LB03.08

Abstract

Objective: hSLC39A8 (human solute carrier family 39 member 8) encodes a transmembrane protein that co-transports divalent heavy metal cations, such as Cd2+, with elusive physiological role. Recent genome-wide association studies have identified a non-synonymous single nucleotide polymorphism rs13107325 to be associated with hypertension. To investigate the functional impact of rs13107325 resulting in an amino acid substitution from Ala to Thr (A391T) in SLC39A8 on Cd2+ transport and the downstream signalling pathways. Design and method: Intracellular Cd2+ uptake was measured in HEK293 cells overexpressing SLC39A8 (Measure-iTTM Pb and Cd assay kit), and in human umbilical vascular endothelial cells (HUVECs) of different genotypes.

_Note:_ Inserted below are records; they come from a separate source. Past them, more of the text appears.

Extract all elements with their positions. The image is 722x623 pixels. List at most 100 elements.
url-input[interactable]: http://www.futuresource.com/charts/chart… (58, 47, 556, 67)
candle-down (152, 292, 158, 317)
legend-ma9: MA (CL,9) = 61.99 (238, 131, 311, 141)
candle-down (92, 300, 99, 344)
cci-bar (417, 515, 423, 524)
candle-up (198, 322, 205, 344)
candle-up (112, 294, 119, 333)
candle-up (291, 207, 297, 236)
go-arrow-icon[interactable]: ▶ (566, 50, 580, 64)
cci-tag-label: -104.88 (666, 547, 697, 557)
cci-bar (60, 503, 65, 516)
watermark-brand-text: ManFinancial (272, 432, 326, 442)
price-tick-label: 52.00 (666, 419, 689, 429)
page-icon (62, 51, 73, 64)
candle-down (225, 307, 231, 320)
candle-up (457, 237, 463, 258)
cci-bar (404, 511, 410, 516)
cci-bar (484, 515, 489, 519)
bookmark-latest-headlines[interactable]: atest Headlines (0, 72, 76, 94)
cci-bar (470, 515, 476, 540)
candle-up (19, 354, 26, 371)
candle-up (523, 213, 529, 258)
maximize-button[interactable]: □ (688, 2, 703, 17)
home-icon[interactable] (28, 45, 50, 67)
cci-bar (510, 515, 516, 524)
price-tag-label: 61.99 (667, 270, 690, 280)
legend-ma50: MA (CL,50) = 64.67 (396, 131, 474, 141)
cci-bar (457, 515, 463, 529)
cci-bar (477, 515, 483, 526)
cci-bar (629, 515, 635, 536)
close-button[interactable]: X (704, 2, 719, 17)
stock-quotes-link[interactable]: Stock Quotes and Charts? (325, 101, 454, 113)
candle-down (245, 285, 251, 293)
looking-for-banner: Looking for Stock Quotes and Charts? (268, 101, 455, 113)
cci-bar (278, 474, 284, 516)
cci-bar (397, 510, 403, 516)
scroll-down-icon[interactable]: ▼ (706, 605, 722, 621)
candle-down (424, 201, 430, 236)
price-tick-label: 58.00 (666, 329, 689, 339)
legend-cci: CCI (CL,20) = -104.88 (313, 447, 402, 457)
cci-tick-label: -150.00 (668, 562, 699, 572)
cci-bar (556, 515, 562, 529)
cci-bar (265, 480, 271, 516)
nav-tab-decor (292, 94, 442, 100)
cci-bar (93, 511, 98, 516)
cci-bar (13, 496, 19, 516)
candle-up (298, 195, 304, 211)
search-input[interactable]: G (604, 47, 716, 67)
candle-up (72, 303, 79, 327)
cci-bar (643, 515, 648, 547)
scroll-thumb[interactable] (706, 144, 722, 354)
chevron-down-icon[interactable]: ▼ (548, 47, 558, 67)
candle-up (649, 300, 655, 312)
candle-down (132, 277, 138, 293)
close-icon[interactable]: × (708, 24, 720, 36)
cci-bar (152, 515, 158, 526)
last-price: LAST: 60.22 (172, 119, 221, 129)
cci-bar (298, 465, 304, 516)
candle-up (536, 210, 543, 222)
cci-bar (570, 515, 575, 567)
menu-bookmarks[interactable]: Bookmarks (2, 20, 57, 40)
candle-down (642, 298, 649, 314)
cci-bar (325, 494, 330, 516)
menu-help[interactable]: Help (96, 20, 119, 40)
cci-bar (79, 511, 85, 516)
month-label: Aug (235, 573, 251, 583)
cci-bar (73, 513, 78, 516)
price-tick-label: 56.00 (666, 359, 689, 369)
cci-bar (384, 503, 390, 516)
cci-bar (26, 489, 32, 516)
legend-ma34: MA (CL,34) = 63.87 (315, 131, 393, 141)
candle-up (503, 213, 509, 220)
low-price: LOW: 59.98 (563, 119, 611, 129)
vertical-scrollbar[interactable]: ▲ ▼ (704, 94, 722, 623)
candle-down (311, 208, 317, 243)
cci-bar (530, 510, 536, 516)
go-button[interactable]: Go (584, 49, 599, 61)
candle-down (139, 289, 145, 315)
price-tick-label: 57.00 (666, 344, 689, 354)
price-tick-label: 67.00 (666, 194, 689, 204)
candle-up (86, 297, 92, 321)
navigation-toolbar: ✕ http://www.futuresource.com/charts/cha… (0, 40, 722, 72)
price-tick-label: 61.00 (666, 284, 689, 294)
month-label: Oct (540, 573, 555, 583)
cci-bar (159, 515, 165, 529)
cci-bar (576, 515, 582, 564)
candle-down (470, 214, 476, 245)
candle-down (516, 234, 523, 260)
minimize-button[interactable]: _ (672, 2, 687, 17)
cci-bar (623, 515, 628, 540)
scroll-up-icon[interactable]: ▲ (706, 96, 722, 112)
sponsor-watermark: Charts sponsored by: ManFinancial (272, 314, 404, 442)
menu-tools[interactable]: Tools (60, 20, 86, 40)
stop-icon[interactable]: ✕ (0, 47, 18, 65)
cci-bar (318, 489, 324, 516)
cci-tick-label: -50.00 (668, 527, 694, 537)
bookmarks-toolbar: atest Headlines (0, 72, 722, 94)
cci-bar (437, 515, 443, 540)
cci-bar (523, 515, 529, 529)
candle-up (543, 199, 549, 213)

Cd2+- and genotype-dependence of ERK1/2 and NF-kB pathway's activation were investigated by immunoblotting and dual-luciferase reporter assay. Cytotoxicity was measured by the lactate dehydrogenase assay and MTS assay. Molecular dynamics simulations were performed to predict in silico the effect of A391T on the structure and dynamics of SLC39A8 by using Robetta, TMHMM and etc. Results: Overexpression of Ala variant in HEK293 resulted in higher Cd2+ uptake and higher cytotoxicity as compared with the Thr variant. This is associated with increased phosphorylation of ERK1 and NF-kB activation. Similar trends were observed in HUVECs with endogenous SLC39A8. Bioinformatics tools also suggested a conformational change of the α-helical structural transition (residual 390–392) in the Thr mutant, which potentially attenuates the protein function. Conclusions: Increased Cd2+ uptake by SLC39A8 Ala variant (blood pressure raising allele) is associated with higher cell death in human kidney and endothelial cells. Therefore its altered function due to rs13107325 may indicate a potential therapeutic target in hypertension.